The National Opinion Research Council at the University of Chicago tries to quantify how happy Americans are with a yearly poll. Since 1950, the number of Americans responding that they were "very happy" has steadily declined. Between 1970 and 1994 it dropped 5 full points, indicating that less than one-third of Americans were "very happy." In 2006, our happiness level was at a new low in spite of a healthy economy and record amounts of consumption per capita.

The year 1991 was a time of plenty for average Americans. We owned twice as many cars, drove twice as far, used 21 times more plastic, and traveled 25 times farther by air than did the average family in 1951, according to environmentalist Alan Durning. Our gross domestic product per person had tripled since the 1950s. Also rising was the square footage of the average house, and the circumference around our waists. However, homelessness increased, alcoholism and drug abuse statistics went up and divorce rates doubled.

Surveys have found virtually the same level of happiness between the very rich people on the Forbes 400 list and the impoverished Maasai herdsman of East Africa. In contrast, the small Himalayan kingdom of Bhutan decided to stop measuring GDP and replace it with a happiness index. Citizens of Bhutan are no longer measured by how productive their work is. Instead, they are measured by how happy they are in life.

"There is no necessary relationship between the level of possession and the level of well-being," said Thakur S. Powdyel, director of the Center for Education Research and Development in the Ministry of Education of the Royal Government of Bhutan, to The New York Times. As a result, household incomes in Bhutan are among the lowest in the world, but life expectancy has increased by 19 years and government funding is spent on education, healthcare and the environment.

In the United States, with a recession raging, we can still communicate instantly with people worldwide, eat fresh foods from the other side of the planet and watch more than 100 channels on television, night and day. We have mountains of stuff crammed into mountain-sized houses that hold smaller families who report they are "not happy." Clearly it is not money or material possessions that make us happy. So what does?

Psychologist Mihaly Csikszentmihalyi studied dozens of human activities to see what made Americans happy. He found that volunteer work of all kinds generated "high levels of joy, exceeded only by dancing." Why volunteer work? The most common answer is that "you make new friends" and "it gets me out of myself." For others it was "doing something meaningful," and "building a sense of community." In human society, relationships trump money.
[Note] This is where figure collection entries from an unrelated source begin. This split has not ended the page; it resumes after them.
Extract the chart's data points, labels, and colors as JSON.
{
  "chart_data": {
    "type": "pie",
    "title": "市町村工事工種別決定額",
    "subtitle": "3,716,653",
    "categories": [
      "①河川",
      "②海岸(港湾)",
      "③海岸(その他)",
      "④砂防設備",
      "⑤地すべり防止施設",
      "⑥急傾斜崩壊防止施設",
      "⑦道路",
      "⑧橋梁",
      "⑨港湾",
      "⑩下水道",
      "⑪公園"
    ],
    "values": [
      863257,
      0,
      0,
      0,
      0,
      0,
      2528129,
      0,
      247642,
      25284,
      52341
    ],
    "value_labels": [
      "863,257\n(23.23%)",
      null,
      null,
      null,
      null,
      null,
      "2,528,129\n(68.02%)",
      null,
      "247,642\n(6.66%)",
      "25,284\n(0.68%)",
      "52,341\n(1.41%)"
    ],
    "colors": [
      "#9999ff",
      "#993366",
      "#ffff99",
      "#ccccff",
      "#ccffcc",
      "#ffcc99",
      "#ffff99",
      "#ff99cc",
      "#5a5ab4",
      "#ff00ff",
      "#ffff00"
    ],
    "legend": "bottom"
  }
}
In his book "Bowling Alone—The Collapse and Revival of the American Community" (Simon & Schuster, $16), Robert D. Putnam notes that as our incomes have climbed, our civic participation has dramatically decreased. This decrease takes the form of lower attendance in churches, civic groups and volunteer organizations as well as involvement in local government.
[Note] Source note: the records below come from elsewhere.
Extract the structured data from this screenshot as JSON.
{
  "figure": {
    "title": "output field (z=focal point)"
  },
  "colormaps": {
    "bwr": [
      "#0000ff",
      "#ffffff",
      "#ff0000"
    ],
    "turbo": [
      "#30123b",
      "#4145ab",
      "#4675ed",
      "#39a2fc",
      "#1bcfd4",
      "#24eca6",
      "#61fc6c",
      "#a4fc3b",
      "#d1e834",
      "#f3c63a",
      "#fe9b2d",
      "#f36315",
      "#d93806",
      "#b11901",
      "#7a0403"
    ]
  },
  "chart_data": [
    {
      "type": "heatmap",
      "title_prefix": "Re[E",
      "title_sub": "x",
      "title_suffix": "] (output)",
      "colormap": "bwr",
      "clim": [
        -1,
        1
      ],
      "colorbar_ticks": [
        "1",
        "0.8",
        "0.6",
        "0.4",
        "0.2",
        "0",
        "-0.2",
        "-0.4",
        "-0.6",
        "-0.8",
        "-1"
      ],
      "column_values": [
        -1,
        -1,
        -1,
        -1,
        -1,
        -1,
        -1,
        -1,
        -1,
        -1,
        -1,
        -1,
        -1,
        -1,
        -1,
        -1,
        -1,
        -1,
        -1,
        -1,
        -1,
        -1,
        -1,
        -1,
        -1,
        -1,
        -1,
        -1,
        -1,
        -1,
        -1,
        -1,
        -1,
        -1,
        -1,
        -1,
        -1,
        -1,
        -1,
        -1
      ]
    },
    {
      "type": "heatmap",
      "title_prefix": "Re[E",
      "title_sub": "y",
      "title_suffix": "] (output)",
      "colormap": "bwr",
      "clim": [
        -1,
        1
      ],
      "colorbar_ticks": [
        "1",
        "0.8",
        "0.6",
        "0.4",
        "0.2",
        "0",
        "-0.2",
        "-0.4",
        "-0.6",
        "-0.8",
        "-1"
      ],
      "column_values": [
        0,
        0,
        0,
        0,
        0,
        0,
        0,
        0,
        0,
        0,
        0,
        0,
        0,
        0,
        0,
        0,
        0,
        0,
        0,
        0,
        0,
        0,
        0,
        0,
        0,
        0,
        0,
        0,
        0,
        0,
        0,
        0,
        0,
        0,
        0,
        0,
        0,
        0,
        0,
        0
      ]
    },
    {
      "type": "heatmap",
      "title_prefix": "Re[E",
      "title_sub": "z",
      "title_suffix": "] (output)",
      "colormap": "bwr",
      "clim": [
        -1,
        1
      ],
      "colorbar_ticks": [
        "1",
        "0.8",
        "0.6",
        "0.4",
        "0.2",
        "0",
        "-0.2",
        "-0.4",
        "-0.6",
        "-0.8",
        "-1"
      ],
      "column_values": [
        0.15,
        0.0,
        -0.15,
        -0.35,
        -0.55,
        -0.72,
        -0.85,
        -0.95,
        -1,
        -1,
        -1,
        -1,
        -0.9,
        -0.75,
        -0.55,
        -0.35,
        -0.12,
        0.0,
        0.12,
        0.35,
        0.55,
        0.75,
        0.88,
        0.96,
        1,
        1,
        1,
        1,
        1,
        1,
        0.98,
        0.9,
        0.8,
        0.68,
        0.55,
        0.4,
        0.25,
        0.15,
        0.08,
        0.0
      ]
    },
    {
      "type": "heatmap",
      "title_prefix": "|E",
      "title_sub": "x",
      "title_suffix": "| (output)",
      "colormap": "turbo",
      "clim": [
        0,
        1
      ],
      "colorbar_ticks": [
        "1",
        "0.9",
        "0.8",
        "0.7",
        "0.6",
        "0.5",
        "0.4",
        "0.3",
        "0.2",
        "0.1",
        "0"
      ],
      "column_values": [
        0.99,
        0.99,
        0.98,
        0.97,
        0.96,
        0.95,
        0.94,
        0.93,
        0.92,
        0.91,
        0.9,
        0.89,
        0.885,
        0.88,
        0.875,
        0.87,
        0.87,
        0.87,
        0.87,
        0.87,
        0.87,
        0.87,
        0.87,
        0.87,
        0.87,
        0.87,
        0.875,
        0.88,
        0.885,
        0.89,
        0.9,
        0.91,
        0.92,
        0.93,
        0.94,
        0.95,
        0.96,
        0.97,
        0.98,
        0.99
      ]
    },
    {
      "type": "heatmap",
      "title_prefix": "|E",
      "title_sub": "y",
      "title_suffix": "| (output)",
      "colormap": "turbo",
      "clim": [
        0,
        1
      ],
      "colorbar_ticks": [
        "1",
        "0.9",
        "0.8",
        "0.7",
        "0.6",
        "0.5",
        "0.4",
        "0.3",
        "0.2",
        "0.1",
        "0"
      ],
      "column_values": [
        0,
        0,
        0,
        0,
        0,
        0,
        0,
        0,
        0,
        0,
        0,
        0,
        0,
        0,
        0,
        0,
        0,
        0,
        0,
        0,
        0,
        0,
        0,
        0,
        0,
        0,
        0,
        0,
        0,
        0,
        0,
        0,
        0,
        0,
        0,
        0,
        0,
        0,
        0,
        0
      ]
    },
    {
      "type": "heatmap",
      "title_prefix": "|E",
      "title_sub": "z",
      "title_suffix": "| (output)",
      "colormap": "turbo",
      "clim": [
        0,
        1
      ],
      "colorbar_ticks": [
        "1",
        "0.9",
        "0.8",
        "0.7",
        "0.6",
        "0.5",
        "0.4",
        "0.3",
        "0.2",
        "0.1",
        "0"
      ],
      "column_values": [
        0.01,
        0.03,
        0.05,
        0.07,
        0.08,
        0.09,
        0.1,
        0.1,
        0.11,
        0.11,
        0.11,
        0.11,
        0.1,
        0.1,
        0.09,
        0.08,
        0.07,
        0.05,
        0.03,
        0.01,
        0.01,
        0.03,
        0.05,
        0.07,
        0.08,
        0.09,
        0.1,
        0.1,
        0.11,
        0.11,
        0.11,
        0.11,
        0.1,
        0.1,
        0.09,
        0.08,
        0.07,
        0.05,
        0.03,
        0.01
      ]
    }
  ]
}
Putnam notes, "Each generation ... since the 1950s has been less engaged in community affairs than their immediate predecessor." People born before 1945 and after 1964 both see family, friends and co-workers as providing a sense of belonging. However, these two generations disagree that neighbors, churches, local communities, and organizations provide a sense of community. The fabric of communities is woven by volunteers and recently that fabric has begun to unravel.

To build your happiness in a sagging economy:

1. Volunteer: Look for ways to build your local economy by adding a few volunteer hours in the local food pantry, ambulance corps, children's clubs and civic and cultural organizations. You will improve your health and the well-being of your community.

2. Eliminate or shorten your commute by working from home or working in the community where you live. Sink roots into your community and commit to stay there. We have become a community of transients, with 20 percent of our community moving each year (that's one in five families). This is destabilizing our society.

3. Turn off the electronics. Putnam blames 25 percent of the loss of community on the isolation caused by television, computers and other electronic distractions. Studies show that Americans today are more likely to fill their evenings with television rather than a town board meeting. Unplug from reality shows and plug into your local reality.

4. Teach your children to value community. Putnam credits generational change—the slow, steady and inevitable replacement of the civically minded generation by their less-involved children and grandchildren for 50 percent of the decline in our civic lives.

5. Spend more time and money in your local community. Studies have shown shoppers at farmers' markets engage in 10 times as many conversations as do consumers shopping at large retailers.